Data through the end of January shows significant movement in both foreclosure starts and sales, and it has some market watchers saying the lull in foreclosure activity seen over the past year-and-a-half may very well be coming to an end.

Lender Processing Services’ (LPS) latest market report says foreclosure starts jumped 28% between December and January, and foreclosure sales soared 29%. “While one month of data does not necessarily indicate a trend, this surge could suggest the backlogged foreclosure pipeline is beginning to move,” LPS said in its report.
The January data also shows that the percentage of repeat foreclosures hit a new all-time high, with 47% of all foreclosure starts during the month involving a mortgage that had been delinquent before, cured, and then fell back into foreclosure again. LPS reports that the biggest pickups in foreclosure activity occurred in states where the foreclosure process is presided over by the courts. The company found that foreclosure starts in judicial states increased almost two times as much as in non-judicial states during the first month of 2012.

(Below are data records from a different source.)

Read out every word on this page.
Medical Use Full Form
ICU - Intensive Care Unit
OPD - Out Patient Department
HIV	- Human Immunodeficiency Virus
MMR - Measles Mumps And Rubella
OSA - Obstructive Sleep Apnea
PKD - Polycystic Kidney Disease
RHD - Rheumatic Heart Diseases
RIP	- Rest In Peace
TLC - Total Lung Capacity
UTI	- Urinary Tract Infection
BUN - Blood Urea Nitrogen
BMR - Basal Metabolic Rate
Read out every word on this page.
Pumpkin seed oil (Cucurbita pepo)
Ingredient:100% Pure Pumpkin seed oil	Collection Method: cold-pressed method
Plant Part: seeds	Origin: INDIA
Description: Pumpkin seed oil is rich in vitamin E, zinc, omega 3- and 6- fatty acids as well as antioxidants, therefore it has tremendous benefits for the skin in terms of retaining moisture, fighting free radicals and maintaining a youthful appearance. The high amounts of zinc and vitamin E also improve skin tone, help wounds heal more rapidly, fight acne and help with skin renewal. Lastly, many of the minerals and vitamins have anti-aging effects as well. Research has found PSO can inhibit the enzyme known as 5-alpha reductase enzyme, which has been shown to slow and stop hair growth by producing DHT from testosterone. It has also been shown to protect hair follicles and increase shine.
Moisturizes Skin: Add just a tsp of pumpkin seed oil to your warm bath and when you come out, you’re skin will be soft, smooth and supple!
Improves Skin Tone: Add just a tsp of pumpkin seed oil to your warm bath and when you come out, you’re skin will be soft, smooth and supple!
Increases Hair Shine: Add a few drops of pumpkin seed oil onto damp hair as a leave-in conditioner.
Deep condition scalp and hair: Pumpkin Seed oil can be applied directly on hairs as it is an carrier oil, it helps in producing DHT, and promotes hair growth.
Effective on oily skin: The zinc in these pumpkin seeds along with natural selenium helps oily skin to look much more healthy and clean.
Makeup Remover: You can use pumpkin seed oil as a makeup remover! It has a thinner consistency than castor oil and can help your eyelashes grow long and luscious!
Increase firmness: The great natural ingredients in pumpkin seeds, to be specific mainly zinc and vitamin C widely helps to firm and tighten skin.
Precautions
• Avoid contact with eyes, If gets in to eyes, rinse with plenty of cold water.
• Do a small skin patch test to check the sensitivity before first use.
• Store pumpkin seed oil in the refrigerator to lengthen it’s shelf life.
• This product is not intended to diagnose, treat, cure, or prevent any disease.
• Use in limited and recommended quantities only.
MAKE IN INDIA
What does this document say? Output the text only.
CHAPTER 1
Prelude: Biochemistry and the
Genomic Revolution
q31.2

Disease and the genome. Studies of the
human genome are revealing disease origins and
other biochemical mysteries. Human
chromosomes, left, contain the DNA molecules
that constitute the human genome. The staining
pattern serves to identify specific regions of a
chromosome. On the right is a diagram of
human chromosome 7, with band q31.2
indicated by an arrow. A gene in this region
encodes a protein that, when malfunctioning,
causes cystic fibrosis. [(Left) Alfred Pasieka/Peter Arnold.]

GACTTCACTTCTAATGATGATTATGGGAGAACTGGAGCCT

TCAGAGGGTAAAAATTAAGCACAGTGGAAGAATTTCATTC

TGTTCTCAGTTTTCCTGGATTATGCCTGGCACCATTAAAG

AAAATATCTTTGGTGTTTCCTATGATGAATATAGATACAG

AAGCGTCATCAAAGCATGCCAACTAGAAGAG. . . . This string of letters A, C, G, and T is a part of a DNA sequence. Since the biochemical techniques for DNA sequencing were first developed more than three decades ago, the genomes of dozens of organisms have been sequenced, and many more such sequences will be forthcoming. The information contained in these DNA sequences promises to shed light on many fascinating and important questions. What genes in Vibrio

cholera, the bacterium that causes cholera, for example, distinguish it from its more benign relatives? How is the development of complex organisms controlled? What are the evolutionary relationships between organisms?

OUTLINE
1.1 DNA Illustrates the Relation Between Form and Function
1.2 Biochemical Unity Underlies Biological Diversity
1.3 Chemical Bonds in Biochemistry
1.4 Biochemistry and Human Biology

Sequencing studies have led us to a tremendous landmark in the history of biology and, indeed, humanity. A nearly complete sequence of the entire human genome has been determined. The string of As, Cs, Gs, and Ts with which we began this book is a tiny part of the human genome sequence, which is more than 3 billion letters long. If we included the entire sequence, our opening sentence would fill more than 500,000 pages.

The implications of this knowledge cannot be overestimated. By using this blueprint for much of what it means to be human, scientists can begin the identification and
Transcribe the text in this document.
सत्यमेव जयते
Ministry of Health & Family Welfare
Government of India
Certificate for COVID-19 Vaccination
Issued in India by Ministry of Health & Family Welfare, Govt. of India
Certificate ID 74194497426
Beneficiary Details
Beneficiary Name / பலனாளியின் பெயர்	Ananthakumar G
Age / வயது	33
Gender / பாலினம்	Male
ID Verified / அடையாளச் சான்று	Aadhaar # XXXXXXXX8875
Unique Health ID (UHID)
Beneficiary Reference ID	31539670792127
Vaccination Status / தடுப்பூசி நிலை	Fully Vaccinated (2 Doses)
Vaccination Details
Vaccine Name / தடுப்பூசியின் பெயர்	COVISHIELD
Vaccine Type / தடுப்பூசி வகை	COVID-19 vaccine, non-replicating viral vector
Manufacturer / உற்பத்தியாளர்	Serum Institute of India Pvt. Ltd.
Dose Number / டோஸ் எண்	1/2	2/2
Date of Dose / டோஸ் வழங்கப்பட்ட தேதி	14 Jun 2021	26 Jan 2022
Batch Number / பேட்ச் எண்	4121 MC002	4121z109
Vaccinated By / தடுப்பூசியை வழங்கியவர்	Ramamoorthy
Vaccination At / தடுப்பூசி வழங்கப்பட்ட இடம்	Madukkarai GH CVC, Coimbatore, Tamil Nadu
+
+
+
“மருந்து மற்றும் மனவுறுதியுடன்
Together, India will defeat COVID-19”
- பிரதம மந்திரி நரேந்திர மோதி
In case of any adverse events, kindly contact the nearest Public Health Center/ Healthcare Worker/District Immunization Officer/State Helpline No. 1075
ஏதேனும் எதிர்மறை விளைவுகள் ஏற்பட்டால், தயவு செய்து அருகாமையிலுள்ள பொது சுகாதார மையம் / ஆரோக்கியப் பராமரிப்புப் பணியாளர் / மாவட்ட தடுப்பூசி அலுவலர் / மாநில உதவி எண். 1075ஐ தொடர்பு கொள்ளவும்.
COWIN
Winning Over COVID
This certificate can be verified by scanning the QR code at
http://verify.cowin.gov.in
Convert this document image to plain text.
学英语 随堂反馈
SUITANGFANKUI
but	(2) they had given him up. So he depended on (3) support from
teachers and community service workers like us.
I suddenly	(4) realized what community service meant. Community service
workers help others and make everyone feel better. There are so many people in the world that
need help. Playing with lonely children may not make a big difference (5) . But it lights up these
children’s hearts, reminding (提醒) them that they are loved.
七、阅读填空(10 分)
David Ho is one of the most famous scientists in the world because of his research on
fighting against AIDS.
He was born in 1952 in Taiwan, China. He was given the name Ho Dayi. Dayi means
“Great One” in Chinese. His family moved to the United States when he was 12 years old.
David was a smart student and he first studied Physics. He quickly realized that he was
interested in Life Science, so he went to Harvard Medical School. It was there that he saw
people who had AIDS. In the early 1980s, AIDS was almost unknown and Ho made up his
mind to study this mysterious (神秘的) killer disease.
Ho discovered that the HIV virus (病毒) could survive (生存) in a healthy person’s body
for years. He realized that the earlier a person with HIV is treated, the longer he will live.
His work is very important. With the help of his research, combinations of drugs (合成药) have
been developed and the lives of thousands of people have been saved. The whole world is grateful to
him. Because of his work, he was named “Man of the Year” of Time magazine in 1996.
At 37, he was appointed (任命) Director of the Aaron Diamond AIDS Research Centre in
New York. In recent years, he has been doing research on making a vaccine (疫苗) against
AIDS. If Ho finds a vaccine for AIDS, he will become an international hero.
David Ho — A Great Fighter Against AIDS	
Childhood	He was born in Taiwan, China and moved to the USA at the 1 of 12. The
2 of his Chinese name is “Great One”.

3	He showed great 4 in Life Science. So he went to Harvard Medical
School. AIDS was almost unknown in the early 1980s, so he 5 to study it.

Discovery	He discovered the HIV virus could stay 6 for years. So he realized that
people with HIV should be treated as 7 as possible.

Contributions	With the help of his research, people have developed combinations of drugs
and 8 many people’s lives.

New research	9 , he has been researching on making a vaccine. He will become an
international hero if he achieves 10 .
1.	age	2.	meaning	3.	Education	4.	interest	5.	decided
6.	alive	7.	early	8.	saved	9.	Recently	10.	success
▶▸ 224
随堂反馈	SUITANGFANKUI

The January study shows foreclosure sales in non-judicial states continue to outpace those in judicial states by about three-to-one, but LPS says the surge in foreclosure sales is having a significant impact on pipeline ratios.The company assesses each individual states pipeline ratio as the number of 90-plus day delinquencies and the number of foreclosures divided by the number of foreclosure sales for the month. The ratio for judicial states has been cut from its February 2011 high of 147 months down to 63 months as of January 2012.
LPS says new problem loan rates are still relatively low nationally at 1.4%, but pockets of trouble exist. The top five states for new seriously delinquent loans in January were Nevada, Florida, Mississippi, Arizona, and Georgia. At 7.97 %, the national delinquency rate is down over 25%  from its peak of 10.97%  in January of 2010, according to LPS. However, the industry’s foreclosure inventory – calculated as the percentage of loans in the process of foreclosure that have not yet reached the final stage of foreclosure sale – remains near historic highs.
Foreclosure inventory registered a reading of 4.15% of all active loans as of the end of January. To put that number into perspective, the foreclosure inventory was 0.48% in December 2005. Nationally, LPS says over 40% of loans in foreclosure are more than 2 years past due.